Sir Patrick White (c. 1480-1561) was an Irish politician, landowner and judge, who was notable for his forty-year tenure on the Irish Bench, much of which was spent as second Baron of the Court of Exchequer (Ireland). He founded a dynasty who were Lords of the Manor of Dufferin, County Down, for several generations, although they were forced to abandon Dufferin for some years due to local disturbances. His younger son Rowland was a writer on political issues who had considerable influence in his own time.

==Career==

He was born in Flemington, near Navan in County Meath. He is said to have come from a long-established landowning family, with connections to Dufferin in County Down, though little is known of his parents or his early life. He was appointed a Baron of the Exchequer in 1521, and apart from a short period on the Court of King's Bench (Ireland), he served on the Court of Exchequer until his death. He held office at the pleasure of the monarch, and his patent was renewed at regular intervals. He was one of the original lessees of the King's Inns in 1541.

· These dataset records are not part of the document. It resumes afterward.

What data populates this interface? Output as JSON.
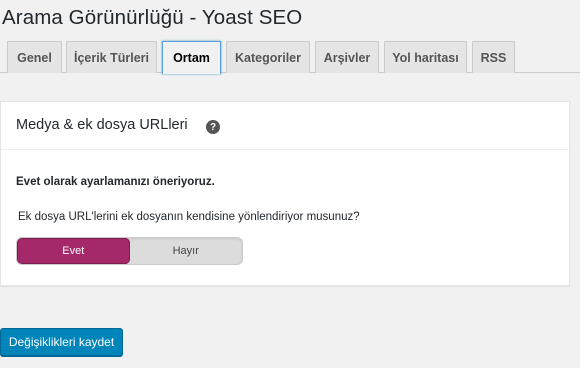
{
  "page": {
    "title": "Arama Görünürlüğü - Yoast SEO"
  },
  "tabs": [
    {
      "label": "Genel"
    },
    {
      "label": "İçerik Türleri"
    },
    {
      "label": "Ortam",
      "active": true
    },
    {
      "label": "Kategoriler"
    },
    {
      "label": "Arşivler"
    },
    {
      "label": "Yol haritası"
    },
    {
      "label": "RSS"
    }
  ],
  "panel": {
    "title": "Medya & ek dosya URLleri",
    "help_icon": "question-circle-icon",
    "recommendation": "Evet olarak ayarlamanızı öneriyoruz.",
    "question": "Ek dosya URL'lerini ek dosyanın kendisine yönlendiriyor musunuz?",
    "toggle": {
      "yes_label": "Evet",
      "no_label": "Hayır",
      "selected": "Evet"
    }
  },
  "actions": {
    "save_label": "Değişiklikleri kaydet"
  },
  "colors": {
    "accent": "#a4286a",
    "button": "#0085ba"
  }
}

He became a member of the Privy Council of Ireland in 1533, and was knighted. John Rawson, the last Prior of the Order of St. John of Jerusalem at Kilmainham, and later Viscount Clontarf, was one of the handful of men who dominated the Privy Council: White is known to have been close to him, and married his younger son Rowland to Rawson's natural daughter Catherine, a marriage which is said to have greatly increased the White family fortunes. Like most of his fellow judges he was enriched by the Dissolution of the Monasteries; he obtained lands at Clontarf which had belonged to the Order of St John (which was dissolved in 1541), possibly at Lord Clontarf's suggestion. He also held lands at Rathsallagh in County Wicklow, had extensive landholdings in Meath, and became lord of the manor of Dufferin in County Down. He died in 1561, while still serving on the Court of Exchequer. His son Rowland was a Protestant convert, and a sincere if unorthodox religious reformer, who was regarded with suspicion by the Catholic Queen Mary I. Patrick on the other hand seems to have adhered to the Roman Catholic faith, even in his last years when the Protestant Elizabeth I was on the throne.

==Family==

He married twice: little is known of his first wife. His second wife was Alison St Lawrence, daughter of Nicholas St Lawrence, 4th Baron Howth by his third wife Alison Fitzsimon, and widow of John Netterville. He had at least three children:
- Nicholas (died c.1566), of Flemington, his eldest son and heir, who had at least one son Patrick;
- Rowland, of Dufferin, who married Catherine Rawson, natural daughter of Viscount Clontarf, who brought him a very large dowry, which he used to build up a successful business. He played a leading role in Ulster politics in the 1560s, and was the author of several influential treatises, including "Discourse touching Ireland" (c.1569) and "The Disorders of the Irishry" (c.1571). He died of the plague in 1572, leaving a son and heir, John, who bought Dufferin from his cousin Patrick, son of Nicholas, and sold it to James Hamilton, 1st Viscount Clandeboye in about 1606;
- Margaret, who married Walter Forster, alderman of Dublin, and had one surviving daughter, also called Margaret.